Why he's so successful

The stats are the stats, but what about Flores' scheme is so "crazy," as Purdy put it, that makes it so hard?

"[Shanahan's] superpower is having the answer for everything. He can predict what the defense will do and manipulate the rules of the defense," said one evaluator who watched the 49ers-Vikings game. "Not that Flores' scheme is unsound, but it's not logical in a football sense. Offensive formations, shifts, motions don't work. They don't react like a normal defense would or how we'd expect."

Say the nickel is creeping toward the line of scrimmage. A quarterback may typically read that as believing there could be a void in the flat. But at the snap, Flores may send the deep-half safety screaming down into the flat where the void in coverage was supposed to be, confusing the quarterback and the rest of the eligible receivers.

"It's really just the unpredictability of it. They just do so much to disguise and window dress what they're really trying to do and they have the personnel to be multiple and versatile," said a second NFL evaluator. "Hard to tell who, if anyone, is bringing pressure and who is dropping. What's the coverage over the top? Is it really man or are they just playing zone with man principles.

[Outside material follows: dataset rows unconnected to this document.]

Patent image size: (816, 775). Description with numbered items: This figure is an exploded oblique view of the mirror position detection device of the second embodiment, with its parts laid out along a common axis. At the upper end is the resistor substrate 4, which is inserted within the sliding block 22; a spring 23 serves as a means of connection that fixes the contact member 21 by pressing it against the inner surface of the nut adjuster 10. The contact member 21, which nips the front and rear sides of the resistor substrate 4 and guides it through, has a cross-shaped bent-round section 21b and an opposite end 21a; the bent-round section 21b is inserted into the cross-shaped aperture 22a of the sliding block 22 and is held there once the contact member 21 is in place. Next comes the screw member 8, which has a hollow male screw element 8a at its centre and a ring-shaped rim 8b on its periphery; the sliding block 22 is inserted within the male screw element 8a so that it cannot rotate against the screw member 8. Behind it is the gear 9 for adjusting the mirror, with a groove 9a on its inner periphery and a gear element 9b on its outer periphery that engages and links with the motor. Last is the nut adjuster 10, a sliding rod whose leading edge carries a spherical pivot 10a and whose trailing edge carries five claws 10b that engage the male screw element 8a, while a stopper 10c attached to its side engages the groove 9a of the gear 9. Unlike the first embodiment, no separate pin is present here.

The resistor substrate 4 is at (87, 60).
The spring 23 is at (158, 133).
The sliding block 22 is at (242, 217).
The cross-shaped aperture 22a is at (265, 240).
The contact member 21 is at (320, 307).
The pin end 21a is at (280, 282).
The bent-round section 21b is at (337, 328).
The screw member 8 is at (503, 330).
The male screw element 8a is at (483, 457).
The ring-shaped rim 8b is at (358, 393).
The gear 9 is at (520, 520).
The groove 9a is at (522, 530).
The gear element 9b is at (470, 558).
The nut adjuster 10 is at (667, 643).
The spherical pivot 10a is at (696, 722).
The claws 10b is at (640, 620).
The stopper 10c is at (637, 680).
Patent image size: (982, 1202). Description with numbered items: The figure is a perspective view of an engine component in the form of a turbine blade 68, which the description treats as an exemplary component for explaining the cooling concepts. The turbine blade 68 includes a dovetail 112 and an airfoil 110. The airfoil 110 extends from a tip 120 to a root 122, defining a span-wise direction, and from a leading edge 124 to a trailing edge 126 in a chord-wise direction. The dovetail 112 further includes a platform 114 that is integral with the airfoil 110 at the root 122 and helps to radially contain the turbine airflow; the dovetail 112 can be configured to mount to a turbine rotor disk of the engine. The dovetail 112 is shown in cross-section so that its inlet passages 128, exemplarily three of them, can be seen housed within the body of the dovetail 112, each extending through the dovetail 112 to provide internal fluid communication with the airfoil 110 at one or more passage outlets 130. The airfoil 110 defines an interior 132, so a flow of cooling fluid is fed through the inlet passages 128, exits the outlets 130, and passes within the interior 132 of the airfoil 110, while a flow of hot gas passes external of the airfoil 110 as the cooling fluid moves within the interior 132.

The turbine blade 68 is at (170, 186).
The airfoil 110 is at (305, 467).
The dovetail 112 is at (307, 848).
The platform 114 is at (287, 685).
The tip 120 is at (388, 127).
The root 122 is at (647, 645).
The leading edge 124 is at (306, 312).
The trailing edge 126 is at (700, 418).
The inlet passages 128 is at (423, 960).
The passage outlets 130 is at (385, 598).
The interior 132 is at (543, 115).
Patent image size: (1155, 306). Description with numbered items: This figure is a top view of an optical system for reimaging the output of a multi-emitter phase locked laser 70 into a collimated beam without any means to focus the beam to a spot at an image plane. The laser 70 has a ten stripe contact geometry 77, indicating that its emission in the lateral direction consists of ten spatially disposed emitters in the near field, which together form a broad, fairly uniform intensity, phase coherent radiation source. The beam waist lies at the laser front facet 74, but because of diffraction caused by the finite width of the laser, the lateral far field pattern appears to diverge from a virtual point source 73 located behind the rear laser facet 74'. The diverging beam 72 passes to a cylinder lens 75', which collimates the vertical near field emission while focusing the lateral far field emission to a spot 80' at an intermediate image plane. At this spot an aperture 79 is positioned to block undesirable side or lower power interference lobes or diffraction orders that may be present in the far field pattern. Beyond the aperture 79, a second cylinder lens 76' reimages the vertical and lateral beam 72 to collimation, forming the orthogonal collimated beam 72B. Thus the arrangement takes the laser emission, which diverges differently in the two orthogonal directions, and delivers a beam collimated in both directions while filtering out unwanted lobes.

"It gets the offense to second-guess things and makes them think they have to take certain options off the table in terms of calling and checking plays. He's done some of this stuff since New England, but it's definitely evolved over the past five years or so."

A third evaluator made the point that such unpredictability can lead to early season success, but questioned whether it can hold up late in the year.

The Vikings were fifth in points allowed and 10th in yards allowed through the first 14 weeks of last season. From Week 15 until the end of the year, when Minnesota went 0-4 amid several injuries, the Vikings were 30th in points and 31st in yards.

"Something tells me the unpredictability could wear off and people figure out how to scheme him up," a fourth evaluator told me. "But he'd be so tough in a non-common opponent scenario. I have to imagine he's hell to prepare for on a 'Thursday Night Football' week."

Where the NFL is trending

The last NFL coaching cycle potentially provided a glimpse into the coming cycle this year. Of the seven head coaches hired last cycle, four are defensive-minded coaches. And three of the seven previously held head-coaching jobs in the NFL.

"Given success of DeMeco [Ryans] and potentially [Mike] Macdonald, defensive guys may be en vogue," said a high-ranking team executive.

The Shanahan-McVay system, or more broadly coaches from the Mike Shanahan tree, have taken over the NFL in recent years. Along with Shanahan and Sean McVay there are the likes of Mike McDaniel, Matt LaFleur, Arthur Smith and Zac Taylor who are primary play-callers for their teams.

And in the pipeline of candidates to be an NFL head coach include Houston OC Bobby Slowik, New Orleans OC Klint Kubiak and Atlanta OC Zac Robinson, to name a few.

Going back to 2020 as either the Dolphins head coach or Vikings defensive coordinator, Flores has gone 6-1 against head coaches who come from that tree.

Multiple sources indicated their hesitation with hiring Flores in the future would be the quarterback position. How well he mixes with a young quarterback could come into question during the interview process.

"If he interviews for head-coaching jobs in the future, he will need to have his QB coaching and development plan ironed out in detail," said the source close to Flores. "He will need to convey how he is better suited to handle quarterbacks and offensive football in general. A team with a stable QB situation would be smart to include their QB in the interview process."

Others said recommendations from fellow coaches and, perhaps most importantly, his players would go a long way in helping him land another job. "In my opinion," a second high-ranking team executive said, "owners that want to win like hot candidates with advocates."

There's still nearly nine-tenths of the season remaining, and the Vikings defense has plenty more to prove. But plenty around the league see a path to Flores returning as a head coach if all goes well.